Sin embargo, hoy eso no se estila. Drácula lo hacía con clase. Para eso hay que nacer. Hoy cualquier mindundi con mando en plaza te saca la sangre a la primera de cambio en plan cutre y te deja la cuenta corriente chorreando hasta desangrarla totalmente. Por eso, no quiero que se lleven la idea de que Drácula ha muerto así por las buenas. No. A Drácula lo han matado fundamentalmente los que viven de la política; los demás hemos rematado la faena mandándolo al más lamentable de los olvidos. Porque en realidad, ¿a quién le hacía daño Drácula? En cuanto veía que la tarde se echaba encima, se acostaba prontito en su ataúd apolillado y no se metía con nadie. Se levantaba al anochecer, sin molestar. No iba formando follón por las calles, sino que era sigiloso y educado.

No lo vamos a condenar porque tuviera mala cara; ahí está Iniesta, pero al menos no la tenía tan dura como algunos.
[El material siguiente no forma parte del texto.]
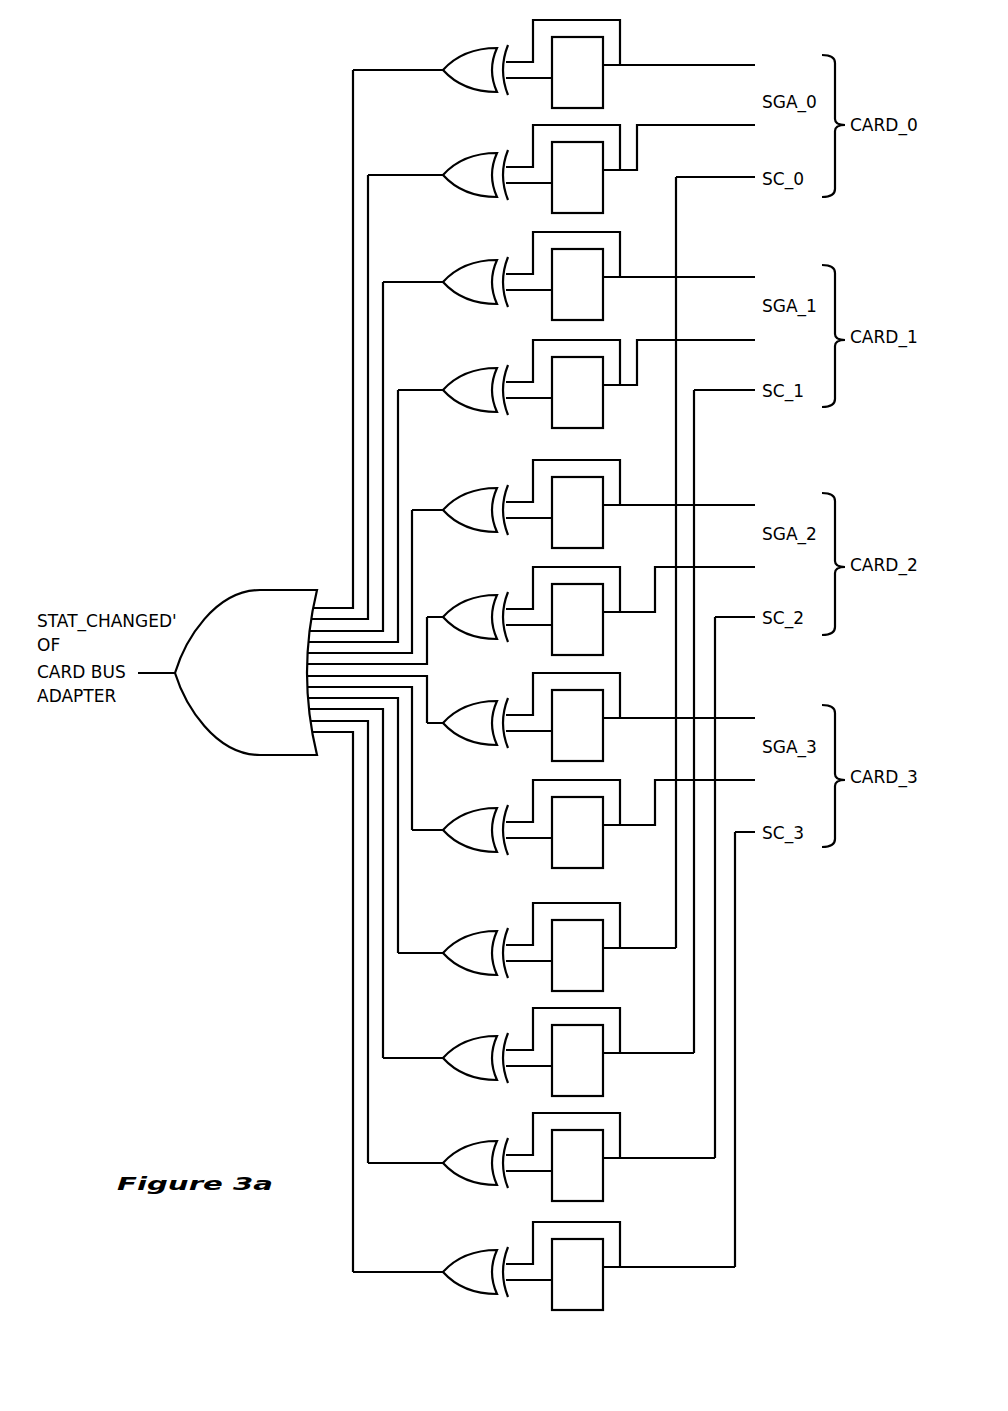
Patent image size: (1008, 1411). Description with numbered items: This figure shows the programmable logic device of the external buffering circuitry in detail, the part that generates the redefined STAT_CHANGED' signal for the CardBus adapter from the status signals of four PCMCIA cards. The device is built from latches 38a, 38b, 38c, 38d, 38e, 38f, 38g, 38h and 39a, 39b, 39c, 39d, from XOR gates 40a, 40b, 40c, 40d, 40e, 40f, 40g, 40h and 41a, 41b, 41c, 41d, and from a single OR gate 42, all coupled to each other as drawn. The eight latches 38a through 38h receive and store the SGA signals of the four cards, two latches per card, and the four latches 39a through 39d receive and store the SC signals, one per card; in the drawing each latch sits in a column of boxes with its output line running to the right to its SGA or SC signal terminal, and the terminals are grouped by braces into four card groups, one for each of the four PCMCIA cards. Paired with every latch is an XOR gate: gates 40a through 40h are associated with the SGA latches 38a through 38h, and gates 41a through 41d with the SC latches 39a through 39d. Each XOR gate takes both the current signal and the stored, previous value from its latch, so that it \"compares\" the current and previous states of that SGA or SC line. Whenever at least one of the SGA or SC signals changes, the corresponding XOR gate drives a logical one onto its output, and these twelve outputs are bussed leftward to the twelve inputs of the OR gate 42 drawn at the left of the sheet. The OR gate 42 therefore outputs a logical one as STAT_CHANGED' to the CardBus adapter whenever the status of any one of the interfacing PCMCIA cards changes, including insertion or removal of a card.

The latch 38a is at (630, 64).
The latch 38b is at (630, 169).
The latch 38c is at (630, 276).
The latch 38d is at (630, 384).
The latch 38e is at (630, 504).
The latch 38f is at (630, 611).
The latch 38g is at (630, 717).
The latch 38h is at (630, 824).
The latch 39a is at (591, 947).
The latch 39b is at (600, 1052).
The latch 39c is at (610, 1157).
The latch 39d is at (620, 1266).
The XOR gate 40a is at (470, 88).
The XOR gate 40b is at (470, 193).
The XOR gate 40c is at (470, 300).
The XOR gate 40d is at (470, 408).
The XOR gate 40e is at (470, 528).
The XOR gate 40f is at (470, 635).
The XOR gate 40g is at (470, 741).
The XOR gate 40h is at (470, 848).
The XOR gate 41a is at (470, 971).
The XOR gate 41b is at (470, 1076).
The XOR gate 41c is at (470, 1181).
The XOR gate 41d is at (470, 1290).
The OR gate 42 is at (262, 740).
Es verdad que le gustaba la sangre. ¿Y qué? Al menos no daba el bocado a lo bestia, sino que engatusaba a sus víctimas de tal manera que después del trabajo se quedaban conformes y con un alto grado de satisfacción. Y que conste que no le gustaban los crucifijos, como tampoco pasar por debajo de una escalera, porque era supersticioso a reventar.

Por eso, hoy debemos estar tristes y doloridos. Hemos perdido el oro y nos hemos quedado con el barro. Adiós, Drácula. Tuviste tus años de gloria, cuando en blanco y negro nos metías el miedo en nuestros jóvenes cuerpos. Después llegaron las niñas exorcistas, que, agarradas al cabecero de la cama, con los ojos desencajados y el pelo de aquella manera, te dejaron en bragas.

Por último, en la actualidad, ya tenemos bastante con los vampiros que nos sobrevuelan, y cualquier factura imprevista nos mete el susto en el alma. Para tu consuelo te diré que lo mejor que has hecho es morirte, porque hoy cualquier papelito que recibamos de Hacienda asusta mucho más que tú. Y sobre todo lo que me ha gustado más de ti es que hayas muerto fiel a tus principios y a tus ideas, solito en tu caja, sin hacer pactos con nadie para salir en bandadas al anochecer a sacarle todo el jugo al limón de los ciudadanos.

Sin ti nos hemos quedado huérfanos, y, si tú le tenías miedo a que te metieran la estaca por el pecho, imagínate nosotros, que lo único que esperamos ya de nuestros políticos son estacazos. Y fíjate si tenemos cosas en común, que al final vamos a terminar como tú, huyéndole al día y con los bolsillos llenos de telarañas.